Les difficultés de recrutement, un gros point noir

Et pour y arriver, les obstacles ne manquent pas, à commencer par les difficultés des établissements à compléter leurs équipes, en salle comme en production. Y compris chez Big Mamma, qui ouvre à Marseille prochainement, avec 100 recrutements à la clé : « Le gros point noir, ce sont les RH, pointe Bérengère O. Cet été, cela a été l’enfer, et la rentrée a été compliquée, en étant en permanence à -15-20% en staff. Pour la première fois de notre histoire, nous avons dû fermer des services, et des restaurants par manque de personnel. » Pourtant, les trattorias ne manquent pas d’arguments auprès des candidats, avec par exemple une organisation à deux coupures par semaine, mais ces conditions de travail restent encore méconnues, notamment en France : « Nous travaillons avec une agence pour nos recrutements en Italie, mais ne communiquons pas assez sur nos conditions de travail en France.
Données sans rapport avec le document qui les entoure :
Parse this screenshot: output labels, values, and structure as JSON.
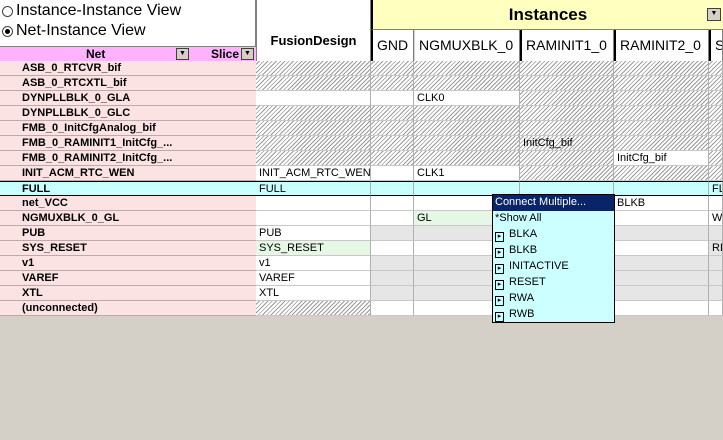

Nous avons grandi avec cette italianité, y compris de nos équipes, et l’on ne veut pas y renoncer, mais beaucoup de postes sont ouverts aux Français chez Big Mamma… Nous avons 37 nationalités dans nos restaurants ! »

Le digital au service des équipes, et l'expérience au profit des consommateurs

Et dans cet enjeu de recrutement et de fidélisation des équipes, à peu près unanimement partagé par les opérateurs, des outils digitaux, tels que paiement via QRCode, ou même menu digital, peuvent venir au soutien du staff. « Il y a encore quelques années, beaucoup de professionnels les considéraient à rebours des codes de la restauration à table, souligne Nicolas Nouchi. Sauf que dans le restaurant d’aujourd’hui et de demain, l’échange entre un chef de rang et son client ne peut se limiter à la prise de commande et à l’addition, au moment où plus que jamais les consommateurs sont demandeurs d’expérience. » Si le basculement vers le menu digital n’est pas envisagé chez Big Mamma, celui vers le paiement via QRCode est déjà acté. Sunday, la solution maison, ou presque, y draine environ 60% des transactions, et un peu moins sur le midi, où l’utilisation des titres-restaurant papier reste encore fréquente.